Source: Från osynligt hot till trygg behandling: Så minskar vi aerosoler
par Wiam Abdulghani (Dental hygienist, Educator, étudiante en master de santé publique),
publié sur Lumoral.se.
Chaque fois que nous utilisons un détartreur à ultrasons, des instruments à haute vitesse ou des embouts de prophylaxie, la salle de soins se remplit de petites particules invisibles, des aérosols et des éclaboussures. Ces particules ne sont pas seulement composées d’eau et de salive, mais peuvent également contenir des bactéries et des virus. Pour ceux d’entre nous qui travaillent à proximité de la bouche du patient, il est donc important de comprendre comment ces petits nuages se propagent et comment nous pouvons protéger à la fois nous-mêmes et nos patients.

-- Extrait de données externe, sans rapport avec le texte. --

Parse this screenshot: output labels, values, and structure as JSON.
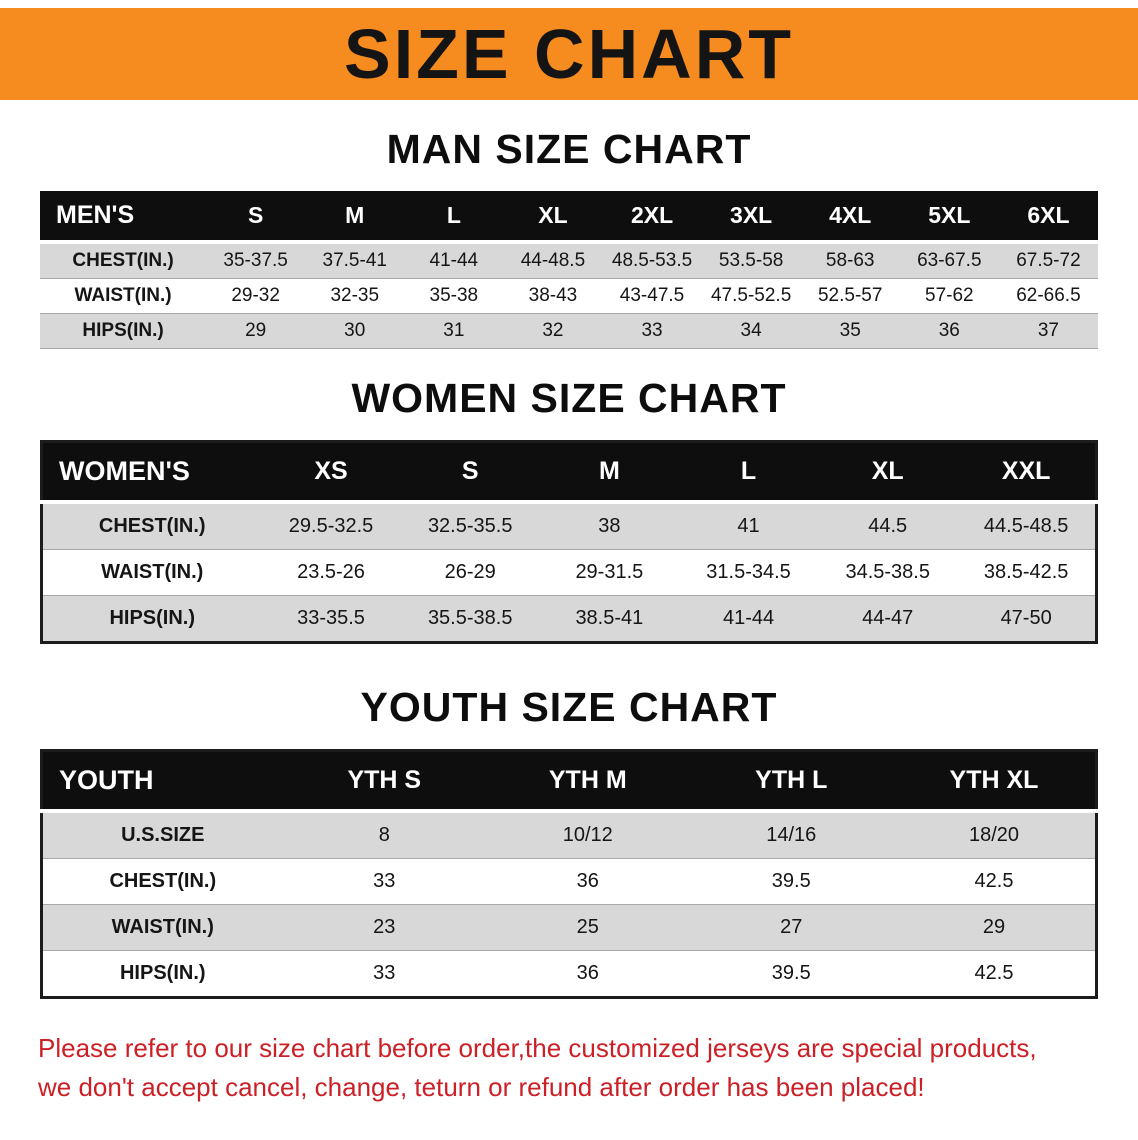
{
  "banner": {
    "title": "SIZE CHART",
    "bg_color": "#f68b1f"
  },
  "sections": [
    {
      "heading": "MAN SIZE CHART",
      "header": [
        "MEN'S",
        "S",
        "M",
        "L",
        "XL",
        "2XL",
        "3XL",
        "4XL",
        "5XL",
        "6XL"
      ],
      "rows": [
        [
          "CHEST(IN.)",
          "35-37.5",
          "37.5-41",
          "41-44",
          "44-48.5",
          "48.5-53.5",
          "53.5-58",
          "58-63",
          "63-67.5",
          "67.5-72"
        ],
        [
          "WAIST(IN.)",
          "29-32",
          "32-35",
          "35-38",
          "38-43",
          "43-47.5",
          "47.5-52.5",
          "52.5-57",
          "57-62",
          "62-66.5"
        ],
        [
          "HIPS(IN.)",
          "29",
          "30",
          "31",
          "32",
          "33",
          "34",
          "35",
          "36",
          "37"
        ]
      ]
    },
    {
      "heading": "WOMEN SIZE CHART",
      "header": [
        "WOMEN'S",
        "XS",
        "S",
        "M",
        "L",
        "XL",
        "XXL"
      ],
      "rows": [
        [
          "CHEST(IN.)",
          "29.5-32.5",
          "32.5-35.5",
          "38",
          "41",
          "44.5",
          "44.5-48.5"
        ],
        [
          "WAIST(IN.)",
          "23.5-26",
          "26-29",
          "29-31.5",
          "31.5-34.5",
          "34.5-38.5",
          "38.5-42.5"
        ],
        [
          "HIPS(IN.)",
          "33-35.5",
          "35.5-38.5",
          "38.5-41",
          "41-44",
          "44-47",
          "47-50"
        ]
      ]
    },
    {
      "heading": "YOUTH SIZE CHART",
      "header": [
        "YOUTH",
        "YTH S",
        "YTH M",
        "YTH L",
        "YTH XL"
      ],
      "rows": [
        [
          "U.S.SIZE",
          "8",
          "10/12",
          "14/16",
          "18/20"
        ],
        [
          "CHEST(IN.)",
          "33",
          "36",
          "39.5",
          "42.5"
        ],
        [
          "WAIST(IN.)",
          "23",
          "25",
          "27",
          "29"
        ],
        [
          "HIPS(IN.)",
          "33",
          "36",
          "39.5",
          "42.5"
        ]
      ]
    }
  ],
  "notice": {
    "line1": "Please refer to our size chart before order,the customized jerseys are special products,",
    "line2": "we don't accept cancel, change, teturn or refund after order has been placed!",
    "color": "#cc2027"
  }
}
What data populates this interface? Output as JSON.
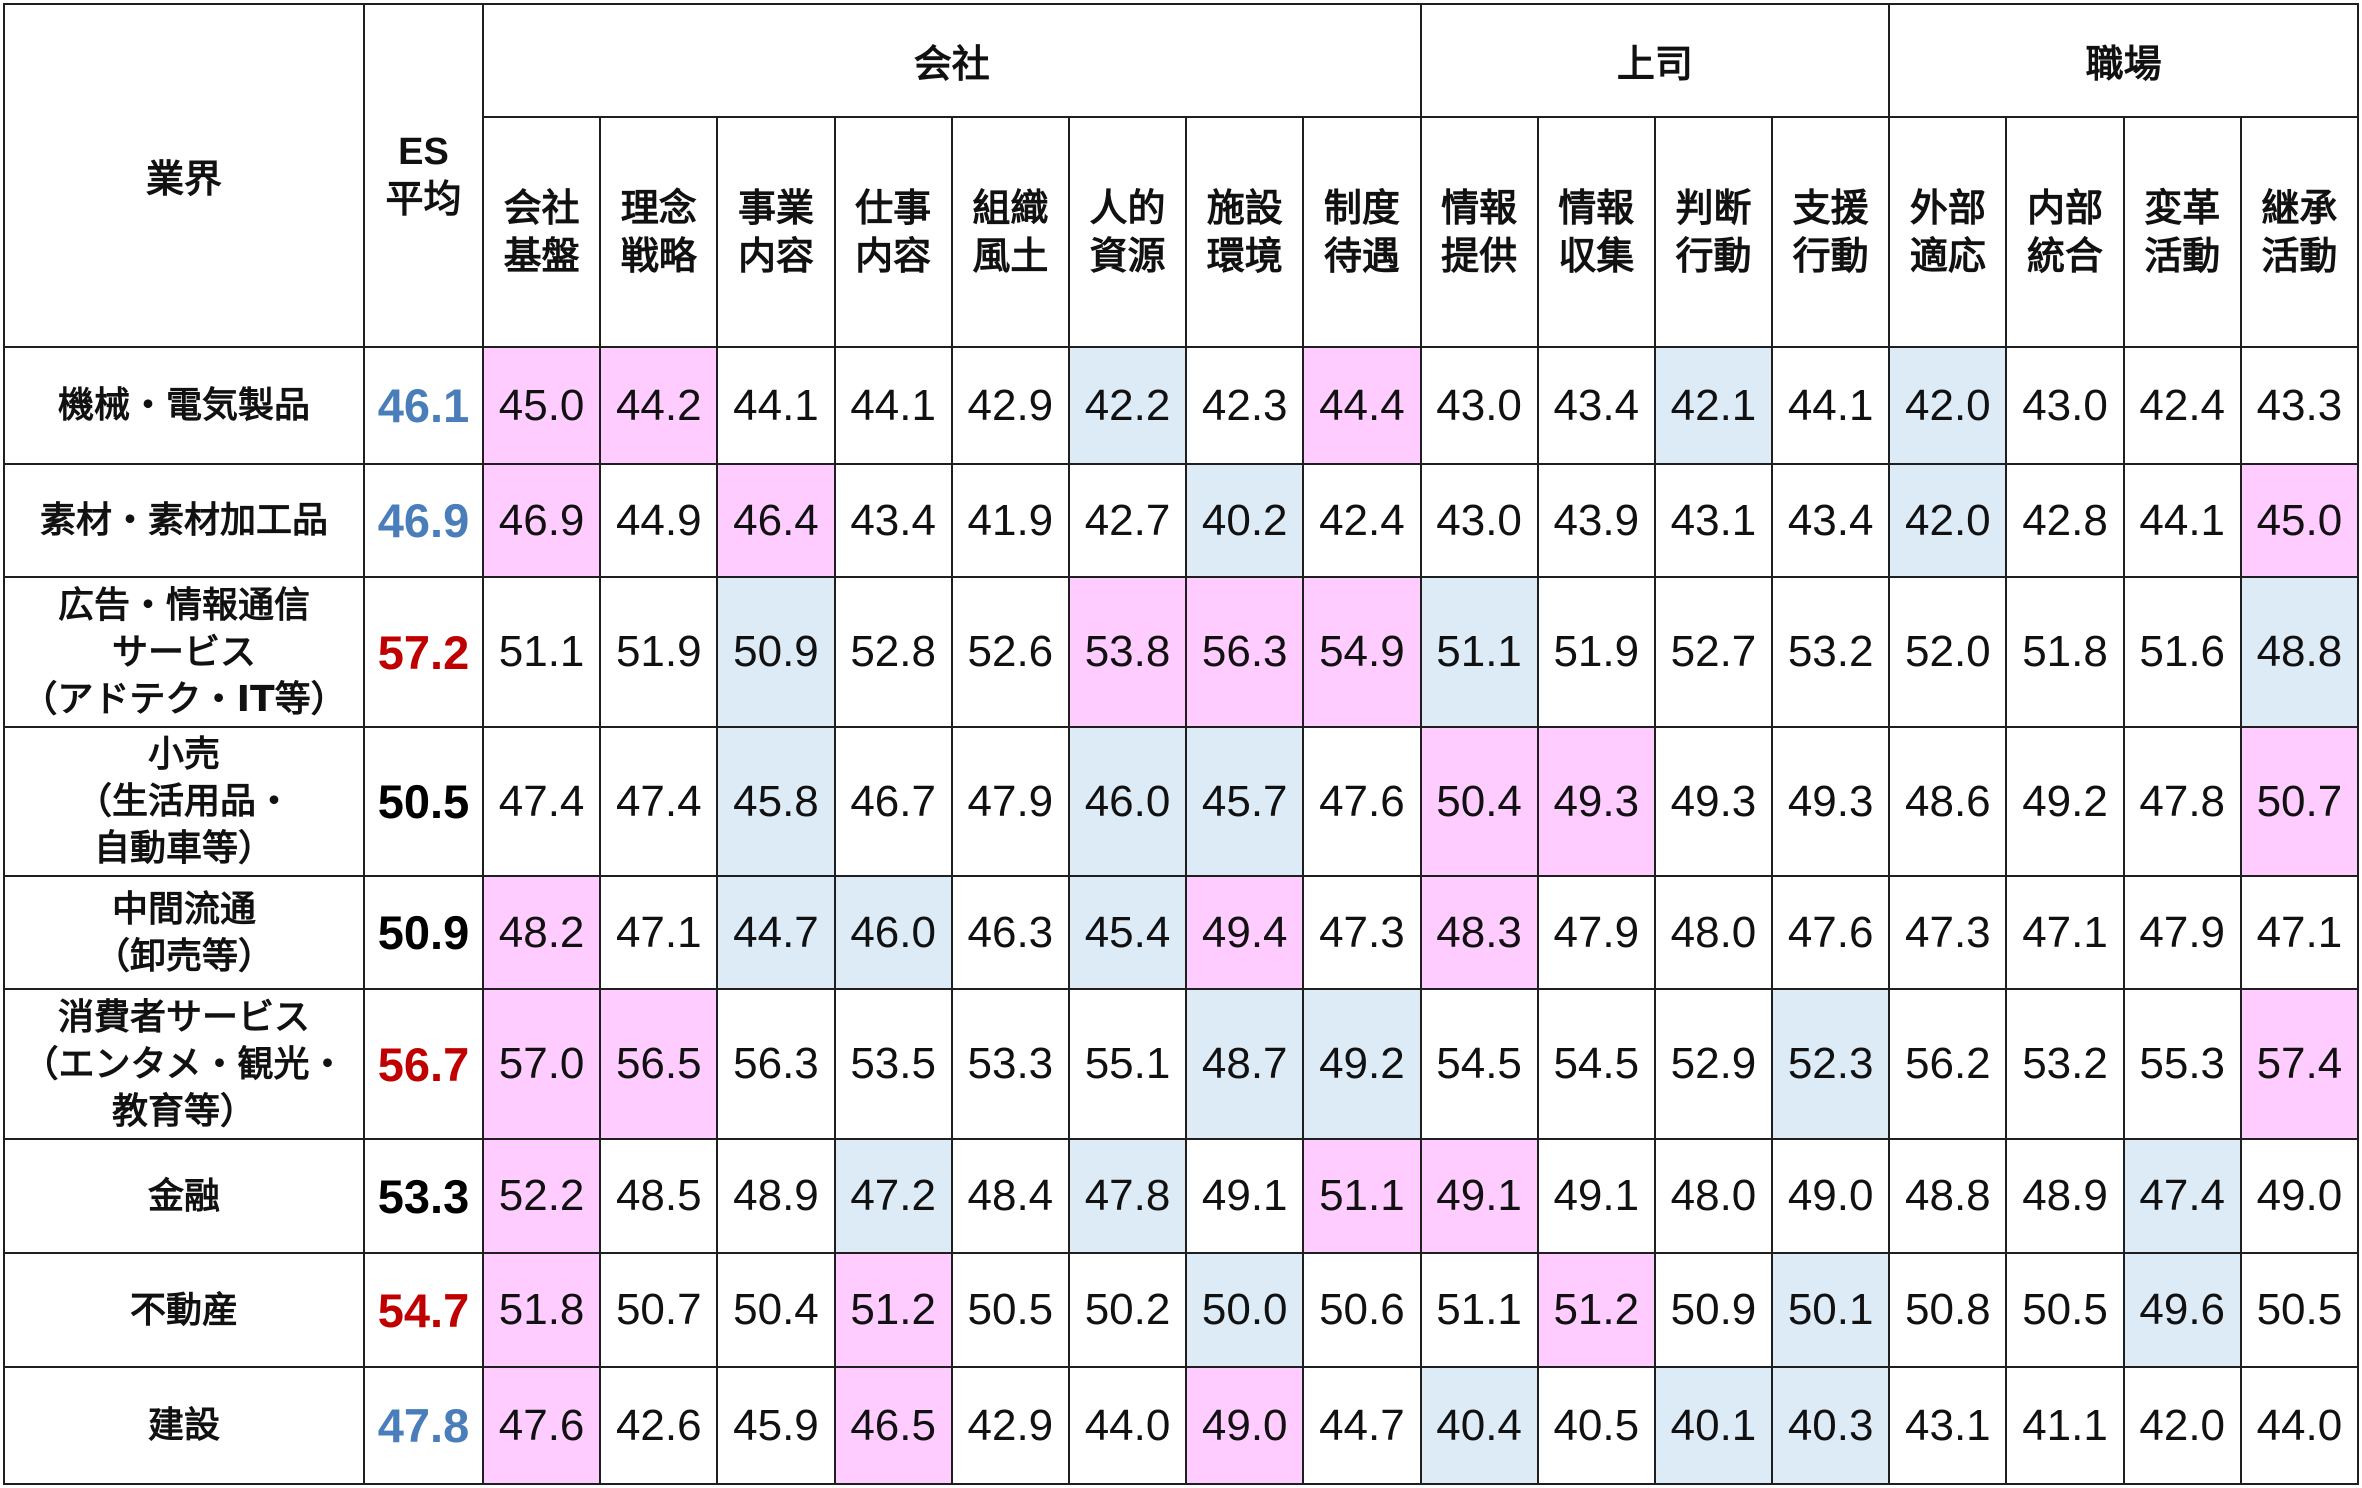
{
  "colors": {
    "highlight_pink": "#FFCCFF",
    "highlight_blue": "#DDEBF7",
    "es_blue": "#4A7EBB",
    "es_red": "#C00000",
    "es_black": "#000000"
  },
  "chart_data": {
    "type": "table",
    "corner_label": "業界",
    "es_label": "ES\n平均",
    "groups": [
      "会社",
      "上司",
      "職場"
    ],
    "columns": [
      "会社\n基盤",
      "理念\n戦略",
      "事業\n内容",
      "仕事\n内容",
      "組織\n風土",
      "人的\n資源",
      "施設\n環境",
      "制度\n待遇",
      "情報\n提供",
      "情報\n収集",
      "判断\n行動",
      "支援\n行動",
      "外部\n適応",
      "内部\n統合",
      "変革\n活動",
      "継承\n活動"
    ],
    "rows": [
      {
        "industry": "機械・電気製品",
        "es_avg": "46.1",
        "es_color": "blue",
        "values": [
          "45.0",
          "44.2",
          "44.1",
          "44.1",
          "42.9",
          "42.2",
          "42.3",
          "44.4",
          "43.0",
          "43.4",
          "42.1",
          "44.1",
          "42.0",
          "43.0",
          "42.4",
          "43.3"
        ],
        "highlight": [
          "pink",
          "pink",
          "",
          "",
          "",
          "blue",
          "",
          "pink",
          "",
          "",
          "blue",
          "",
          "blue",
          "",
          "",
          ""
        ]
      },
      {
        "industry": "素材・素材加工品",
        "es_avg": "46.9",
        "es_color": "blue",
        "values": [
          "46.9",
          "44.9",
          "46.4",
          "43.4",
          "41.9",
          "42.7",
          "40.2",
          "42.4",
          "43.0",
          "43.9",
          "43.1",
          "43.4",
          "42.0",
          "42.8",
          "44.1",
          "45.0"
        ],
        "highlight": [
          "pink",
          "",
          "pink",
          "",
          "",
          "",
          "blue",
          "",
          "",
          "",
          "",
          "",
          "blue",
          "",
          "",
          "pink"
        ]
      },
      {
        "industry": "広告・情報通信\nサービス\n（アドテク・IT等）",
        "es_avg": "57.2",
        "es_color": "red",
        "values": [
          "51.1",
          "51.9",
          "50.9",
          "52.8",
          "52.6",
          "53.8",
          "56.3",
          "54.9",
          "51.1",
          "51.9",
          "52.7",
          "53.2",
          "52.0",
          "51.8",
          "51.6",
          "48.8"
        ],
        "highlight": [
          "",
          "",
          "blue",
          "",
          "",
          "pink",
          "pink",
          "pink",
          "blue",
          "",
          "",
          "",
          "",
          "",
          "",
          "blue"
        ]
      },
      {
        "industry": "小売\n（生活用品・\n自動車等）",
        "es_avg": "50.5",
        "es_color": "black",
        "values": [
          "47.4",
          "47.4",
          "45.8",
          "46.7",
          "47.9",
          "46.0",
          "45.7",
          "47.6",
          "50.4",
          "49.3",
          "49.3",
          "49.3",
          "48.6",
          "49.2",
          "47.8",
          "50.7"
        ],
        "highlight": [
          "",
          "",
          "blue",
          "",
          "",
          "blue",
          "blue",
          "",
          "pink",
          "pink",
          "",
          "",
          "",
          "",
          "",
          "pink"
        ]
      },
      {
        "industry": "中間流通\n（卸売等）",
        "es_avg": "50.9",
        "es_color": "black",
        "values": [
          "48.2",
          "47.1",
          "44.7",
          "46.0",
          "46.3",
          "45.4",
          "49.4",
          "47.3",
          "48.3",
          "47.9",
          "48.0",
          "47.6",
          "47.3",
          "47.1",
          "47.9",
          "47.1"
        ],
        "highlight": [
          "pink",
          "",
          "blue",
          "blue",
          "",
          "blue",
          "pink",
          "",
          "pink",
          "",
          "",
          "",
          "",
          "",
          "",
          ""
        ]
      },
      {
        "industry": "消費者サービス\n（エンタメ・観光・\n教育等）",
        "es_avg": "56.7",
        "es_color": "red",
        "values": [
          "57.0",
          "56.5",
          "56.3",
          "53.5",
          "53.3",
          "55.1",
          "48.7",
          "49.2",
          "54.5",
          "54.5",
          "52.9",
          "52.3",
          "56.2",
          "53.2",
          "55.3",
          "57.4"
        ],
        "highlight": [
          "pink",
          "pink",
          "",
          "",
          "",
          "",
          "blue",
          "blue",
          "",
          "",
          "",
          "blue",
          "",
          "",
          "",
          "pink"
        ]
      },
      {
        "industry": "金融",
        "es_avg": "53.3",
        "es_color": "black",
        "values": [
          "52.2",
          "48.5",
          "48.9",
          "47.2",
          "48.4",
          "47.8",
          "49.1",
          "51.1",
          "49.1",
          "49.1",
          "48.0",
          "49.0",
          "48.8",
          "48.9",
          "47.4",
          "49.0"
        ],
        "highlight": [
          "pink",
          "",
          "",
          "blue",
          "",
          "blue",
          "",
          "pink",
          "pink",
          "",
          "",
          "",
          "",
          "",
          "blue",
          ""
        ]
      },
      {
        "industry": "不動産",
        "es_avg": "54.7",
        "es_color": "red",
        "values": [
          "51.8",
          "50.7",
          "50.4",
          "51.2",
          "50.5",
          "50.2",
          "50.0",
          "50.6",
          "51.1",
          "51.2",
          "50.9",
          "50.1",
          "50.8",
          "50.5",
          "49.6",
          "50.5"
        ],
        "highlight": [
          "pink",
          "",
          "",
          "pink",
          "",
          "",
          "blue",
          "",
          "",
          "pink",
          "",
          "blue",
          "",
          "",
          "blue",
          ""
        ]
      },
      {
        "industry": "建設",
        "es_avg": "47.8",
        "es_color": "blue",
        "values": [
          "47.6",
          "42.6",
          "45.9",
          "46.5",
          "42.9",
          "44.0",
          "49.0",
          "44.7",
          "40.4",
          "40.5",
          "40.1",
          "40.3",
          "43.1",
          "41.1",
          "42.0",
          "44.0"
        ],
        "highlight": [
          "pink",
          "",
          "",
          "pink",
          "",
          "",
          "pink",
          "",
          "blue",
          "",
          "blue",
          "blue",
          "",
          "",
          "",
          ""
        ]
      }
    ]
  }
}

Jusqu’où se propagent les bactéries ?
La plus grande quantité de bactéries se trouve près de la tête du patient, en particulier dans un rayon d’environ 80 centimètres au-dessus de la poitrine et près du plateau d’instruments. Dès 1,5 mètre de distance, les niveaux bactériens diminuent jusqu’aux niveaux de fond de la pièce, ce qui montre que le risque infectieux est principalement local et décroît rapidement avec la distance. Les aérosols générés lors des traitements dentaires peuvent contenir à la fois des bactéries provenant de la bouche et de la peau du patient, ainsi que des bactéries véhiculées par l’eau provenant des conduites de l’unité dentaire.
Capturer les aérosols à la source
La manière la plus efficace de réduire le risque infectieux consiste à capturer les aérosols aussi près que possible de la source. Une aspiration à haut volume peut réduire la contamination par aérosols de plus de 90 à 95 pour cent lorsqu’elle est utilisée correctement, tandis qu’une aspiration à faible volume ou la simple aspiration salivaire n’offre pas une protection suffisante. L’utilisation d’une digue est également très efficace lors des traitements restaurateurs, car elle élimine presque totalement la contamination par la salive et le sang.
Combinaison de mesures
Le rinçage buccal avant le traitement est un moyen efficace de réduire le risque de contamination. Des bains de bouche antiseptiques, par exemple à base de povidone iodée ou de peroxyde d’hydrogène, peuvent réduire de manière significative la quantité de bactéries présentes dans les aérosols. Pour les virus, y compris le SARS-CoV-2, la povidone iodée et le peroxyde d’hydrogène sont plus efficaces que certains autres agents.
Purification technique de l’air
Des solutions techniques telles que les filtres HEPA et la purification de l’air par UV peuvent améliorer davantage la qualité de l’air, mais ces systèmes agissent uniquement après que les aérosols se sont déjà dispersés dans la pièce et ne remplacent pas un contrôle à la source ni une ventilation adéquate.
Lumoral comme complément préopératoire
En complément du rinçage buccal préopératoire, un embout clinique antibactérien activé par la lumière tel que Lumoral peut être utilisé afin de réduire les bactéries dans le biofilm avant le traitement. Cela peut contribuer à diminuer la charge bactérienne dans la cavité buccale et ainsi potentiellement réduire le risque de contamination par aérosols pendant les soins.
Conclusion
Bien que nous ne puissions pas éviter complètement les aérosols visibles ou invisibles, ceux-ci ne doivent pas être dangereux lorsqu’ils sont gérés avec les connaissances, les technologies et une application systématique appropriées. En travaillant de manière préventive et en maîtrisant les risques à la source, il est possible de garantir des soins dentaires sûrs pour les patients comme pour le personnel.